Amazon drives compute utilization by acting as librarian on public data sets

Found at the Wired blog, news that Amazon is hosting public data on its servers

As of Thursday, the annotated human genome, US Census data, and countless 3D renderings of molecules  are available on the elastic servers. And users can upload their own boatload of information, without a fee. But there is a catch: If you want to crunch numbers on their server, or store the output there, it will not be free.

…”Public Data Sets on AWS will enable me and many of my colleagues to collaborate with each other by sharing our commonly used data sets, research environments and tools,” Peter Tonellato of Harvard Medical School said in the press release. “We can set up a controlled environment in minutes, run our computational analysis for a couple of hours, and shut down the environment. Our results are completely repeatable. I only pay for the compute time I use, and more importantly I can spend more time focusing on research, not downloading and setting up computational infrastructure.”

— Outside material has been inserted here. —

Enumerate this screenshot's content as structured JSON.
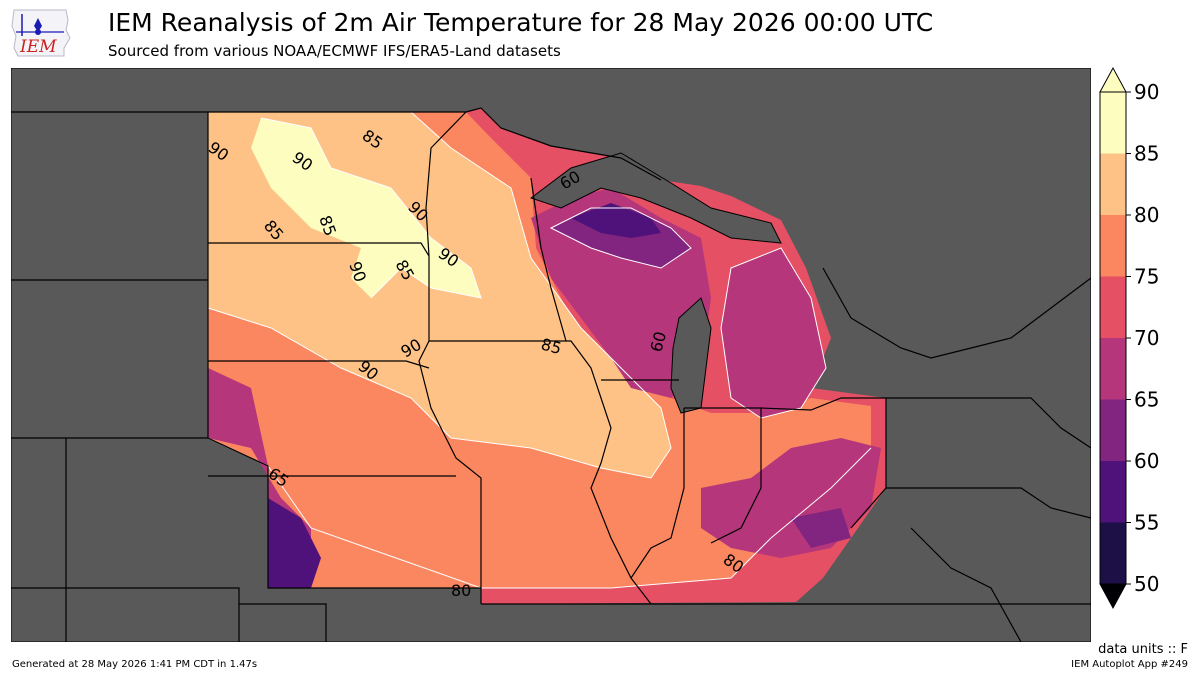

Lest you forget that Amazon is a business, it looks like you cannot use Amazon as a universal data directory, just downloading the bits you want and computing on your own resources. From Amazon’s own website on the new offering

Select public data sets are hosted on Amazon EC2 for free as Amazon Elastic Block Store (Amazon EBS) snapshots. Amazon EC2 customers can access this data by creating their own personal Amazon EBS volumes, using the public data set snapshots as a starting point. They can then access, modify and perform computation on these volumes directly using their Amazon EC2 instances and just pay for the compute and storage resources that they use. If available, researchers can also use pre-configured Amazon Machine Images (AMIs) with tools like Inquiry by BioTeam to perform their analysis.